Last week, Bitcoin twice received support on the decline to $45,000, on a 61.8% Fibonacci correction after the two-fold growth from late January to the February maximum of $57,000. That correction may have cooled the market briefly, laying the ground for a new upward momentum and updated highs.
Certainly, the focus is on Bitcoin and a few of the largest altcoins, but looking at the market from a broad perspective, altcoins are taking the biggest hit right now, showing double-digit declines. This is because smaller capitalization coins have been bought by non-professional retail investors, making them very volatile.
Ethereum, a leading altcoin at the correction’s peak, was losing nearly $600 in a week. Although most market participants now declare what is happening as a natural process, which was quite predictable, they have become more cautious about the future.
The Fear & Greed Index for Bitcoin and major cryptocurrencies, which has fallen 56 points since last week to a value of “38,” which corresponds to the “fear” mode, may also speak in favour of greater caution.

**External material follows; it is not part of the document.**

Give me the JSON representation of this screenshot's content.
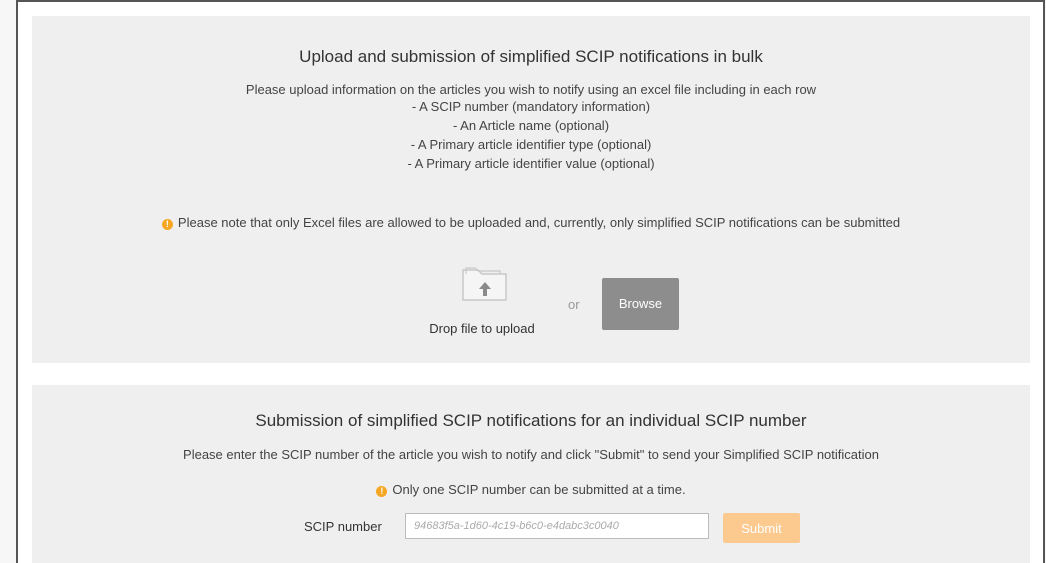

Once upon a time, the correlation between traditional and cryptocurrency markets was rejected by Bitcoin supporters. However, in just a few years, the situation has completely changed. Now, what is happening in the stock market is directly linked to the prospects of Bitcoin and the entire crypto market.
Rising yields on ten-year U.S. bonds provoke the closing of positions, which immediately affects the crypto market. Both markets desperately need good news to keep the party going. Bitcoin needs the next Elon Musk, and the stock market needs the promise of a non-stop money printing press. There are no guarantees in either case.